Филимон и Компания
1953 год стал переломным для меня. Закончив школу, и не пройдя по конкурсу в Московский Архитектурный институт, я подал документы в МИСИ им. Куйбышева, куда был принят уже без экзаменов. Здесь я окунулся в типичную московскую студенческую среду большого института, где значительную часть составляли приезжие из других республик, городов, городишек и даже деревень. Москвичи были в меньшинстве, а среди них был совсем узкий круг модных, стильных молодых людей, державшихся особняком. Мне с моим «бродвейским» опытом, фанатичностью и внешним видом не составило труда войти в круг местной элиты, тем более, что она и не пряталась. В огромном вестибюле института было место, где всегда собиралась компания чуваков и чувих. Это была длинная и широкая деревянная лавка, отполированная десятилетиями. На ней всегда можно было встретить «сачков», просиживавших там часами во время лекций. Появление на «лавке» во время занятий было вызовом администрации института, поскольку за посещаемостью следили очень строго, в каждой группе для этого были специальные старосты. Но мы научились обходить все эти сложности разными путями, а главное, старшие товарищи, опытные «сачки», объяснили первокурсникам, что главное — это продержаться первый год, ну, может быть часть второго, и тогда уже не выгонят, так как им самим попадает за большой процент отчисляемых. Так что, все эти списки кандидатов на отчисление и прочие меры запугивания постепенно потеряли свое воздействие.

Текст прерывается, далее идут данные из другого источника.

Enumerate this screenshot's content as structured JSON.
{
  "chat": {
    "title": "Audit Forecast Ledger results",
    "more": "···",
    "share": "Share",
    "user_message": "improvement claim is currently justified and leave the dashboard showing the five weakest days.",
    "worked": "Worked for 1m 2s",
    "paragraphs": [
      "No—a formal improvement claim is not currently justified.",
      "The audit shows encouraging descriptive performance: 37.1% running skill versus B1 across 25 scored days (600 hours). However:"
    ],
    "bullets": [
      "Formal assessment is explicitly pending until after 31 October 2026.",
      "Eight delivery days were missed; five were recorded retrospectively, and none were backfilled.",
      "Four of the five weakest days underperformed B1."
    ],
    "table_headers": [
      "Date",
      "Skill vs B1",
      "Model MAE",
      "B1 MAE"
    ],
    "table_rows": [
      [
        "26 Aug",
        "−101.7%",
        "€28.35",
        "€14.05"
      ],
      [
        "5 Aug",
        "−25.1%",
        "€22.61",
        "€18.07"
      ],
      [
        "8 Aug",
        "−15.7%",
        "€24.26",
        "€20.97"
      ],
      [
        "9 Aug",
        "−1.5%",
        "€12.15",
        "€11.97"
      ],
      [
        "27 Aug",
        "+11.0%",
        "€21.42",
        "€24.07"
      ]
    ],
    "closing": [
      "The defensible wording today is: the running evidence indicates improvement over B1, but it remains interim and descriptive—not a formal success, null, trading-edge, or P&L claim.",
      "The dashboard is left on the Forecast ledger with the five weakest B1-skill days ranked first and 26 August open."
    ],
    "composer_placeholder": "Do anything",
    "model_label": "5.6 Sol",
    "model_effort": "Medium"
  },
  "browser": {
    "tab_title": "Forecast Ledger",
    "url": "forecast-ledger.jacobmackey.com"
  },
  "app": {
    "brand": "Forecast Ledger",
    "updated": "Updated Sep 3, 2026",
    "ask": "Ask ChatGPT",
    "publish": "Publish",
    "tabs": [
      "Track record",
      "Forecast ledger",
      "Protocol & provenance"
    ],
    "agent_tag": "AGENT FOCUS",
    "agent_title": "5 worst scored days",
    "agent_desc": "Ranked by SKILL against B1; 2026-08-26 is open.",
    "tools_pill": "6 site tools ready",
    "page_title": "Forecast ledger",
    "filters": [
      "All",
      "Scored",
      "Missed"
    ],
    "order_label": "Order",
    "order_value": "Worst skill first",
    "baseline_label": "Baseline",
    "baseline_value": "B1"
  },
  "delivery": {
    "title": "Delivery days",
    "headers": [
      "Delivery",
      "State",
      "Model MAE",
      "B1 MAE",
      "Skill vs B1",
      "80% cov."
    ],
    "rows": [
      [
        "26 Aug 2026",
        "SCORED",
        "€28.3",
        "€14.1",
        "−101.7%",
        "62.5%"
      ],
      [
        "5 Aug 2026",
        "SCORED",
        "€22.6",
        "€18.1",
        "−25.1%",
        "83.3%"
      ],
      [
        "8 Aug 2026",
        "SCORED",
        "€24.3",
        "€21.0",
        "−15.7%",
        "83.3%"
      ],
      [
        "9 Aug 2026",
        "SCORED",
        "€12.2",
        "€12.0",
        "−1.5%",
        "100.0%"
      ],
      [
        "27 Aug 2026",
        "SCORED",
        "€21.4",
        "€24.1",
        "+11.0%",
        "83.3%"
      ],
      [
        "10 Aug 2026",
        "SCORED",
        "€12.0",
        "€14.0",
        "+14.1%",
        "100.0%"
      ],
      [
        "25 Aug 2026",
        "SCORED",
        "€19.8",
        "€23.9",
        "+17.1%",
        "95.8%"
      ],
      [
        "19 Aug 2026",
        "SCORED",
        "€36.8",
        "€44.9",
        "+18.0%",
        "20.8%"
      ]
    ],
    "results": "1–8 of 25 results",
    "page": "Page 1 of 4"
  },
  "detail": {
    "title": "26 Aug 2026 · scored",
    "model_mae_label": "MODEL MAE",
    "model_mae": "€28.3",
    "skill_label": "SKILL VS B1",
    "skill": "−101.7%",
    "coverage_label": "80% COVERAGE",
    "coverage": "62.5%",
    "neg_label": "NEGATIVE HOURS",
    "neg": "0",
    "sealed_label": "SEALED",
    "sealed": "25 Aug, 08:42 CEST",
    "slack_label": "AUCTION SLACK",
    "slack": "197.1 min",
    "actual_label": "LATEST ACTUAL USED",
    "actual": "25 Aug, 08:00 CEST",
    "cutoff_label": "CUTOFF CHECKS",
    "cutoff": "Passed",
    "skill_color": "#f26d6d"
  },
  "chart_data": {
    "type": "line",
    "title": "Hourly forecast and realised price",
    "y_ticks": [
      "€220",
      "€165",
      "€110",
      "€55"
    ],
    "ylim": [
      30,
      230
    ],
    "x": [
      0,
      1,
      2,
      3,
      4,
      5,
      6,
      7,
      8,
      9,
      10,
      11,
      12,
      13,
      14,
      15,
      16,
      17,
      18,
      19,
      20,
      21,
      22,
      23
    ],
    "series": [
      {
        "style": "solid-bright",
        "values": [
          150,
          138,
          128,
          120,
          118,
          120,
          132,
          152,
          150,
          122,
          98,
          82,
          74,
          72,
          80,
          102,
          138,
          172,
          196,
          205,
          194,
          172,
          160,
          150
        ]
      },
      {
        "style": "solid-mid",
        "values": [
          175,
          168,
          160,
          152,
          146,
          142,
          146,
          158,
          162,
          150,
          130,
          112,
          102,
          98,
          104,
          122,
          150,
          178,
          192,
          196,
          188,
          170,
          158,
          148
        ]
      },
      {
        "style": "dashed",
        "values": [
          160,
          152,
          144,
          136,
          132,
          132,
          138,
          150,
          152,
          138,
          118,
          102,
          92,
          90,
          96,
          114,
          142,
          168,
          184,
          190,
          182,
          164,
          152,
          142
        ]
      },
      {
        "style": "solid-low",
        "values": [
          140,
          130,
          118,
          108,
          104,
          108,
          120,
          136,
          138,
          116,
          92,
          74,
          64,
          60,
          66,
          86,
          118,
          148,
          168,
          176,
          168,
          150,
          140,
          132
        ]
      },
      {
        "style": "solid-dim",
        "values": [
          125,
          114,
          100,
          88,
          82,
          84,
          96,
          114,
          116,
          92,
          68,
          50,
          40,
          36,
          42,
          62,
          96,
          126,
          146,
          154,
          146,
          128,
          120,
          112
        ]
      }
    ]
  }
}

На «лавке» я познакомился с чуваками-старшекурсниками и был очень горд, что вошел к ним в доверие. Меня стали брать на «хаты», на «процессы», я стал получать совершенно иную информацию, чем раньше в школе, во дворе или на «Бродвее». Сразу же расширился кругозор в самых разных областях знания. Прежде всего, новые друзья давали читать запрещенные книги, не самиздатского типа, а те, что издавались ранее в СССР, но потом были изъяты, так как их авторы оказались либо нежелательными для советской идеологии, либо просто врагами народа. Так я познакомился с Хэмингуэем, Дос Пассосм, Ремарком, Евгением Замятиным, Олдосом Хаксли, Исааком Бабелем, Борисом Пильняком и многими другими. Среди нежелательных были даже произведения Сергея Есенина, Анны Ахматовой, Михаила Зощенко. Мне пришлось скрывать эти книги от родителей, чтобы избежать конфликтов, и читать их украдкой. Но однажды мой отец все-таки наткнулся на изданный до войны, совершенно невинный детектив Бруно Ясенского «Человек меняет кожу», который мне дал почитать кто-то из новых друзей. Меня поразила тогда реакция отца. Он был крайне испуган и даже взбешен моей глупостью, пытаясь объяснить мне, что если эту книгу найдут у нас дома, то не только я, а и вся наша семья сильно пострадает. Оказалось, что ее автор был расстрелян как враг народа, обвиненный в том, что было описано в книге, а я этого не знал. После этого я стал внимательнее относиться к конспирации, да и книги постепенно стали попадаться книги все более опасные — религиозные, философские, политические, и, вдобавок самиздатские.
Помимо литературы появился интерес к запрещенным направлениям в живописи. До 1957 года к вражескому относилось любое искусство, кроме так называемого социалистического реализма. Интерес к заграничным импрессионистам, экспрессионистам и абстракционистам, и даже к своим отечественным футуристам и кубистам считалось проявлением буржуазной морали и низкопоклонством перед Западом. Имена Гогена, Сальвадора Дали или Сиднея Поллака произносились шепотом в первые послесталинские годы. Выставка Пабло Пикассо, где-то накануне Всемирного фестиваля молодежи и студентов в Москве, была революционным событием, и стала возможной лишь его миролюбивым и даже прокоммунистическим заявлениям, его символическому рисунку Голубя Мира. Помню также, каким событием стало издание литовцами альбома с репродукциями Чурлениса. Но самым главным для меня в расширении круга информации в первые студенческие годы стало систематическое освоение современного американского джаза.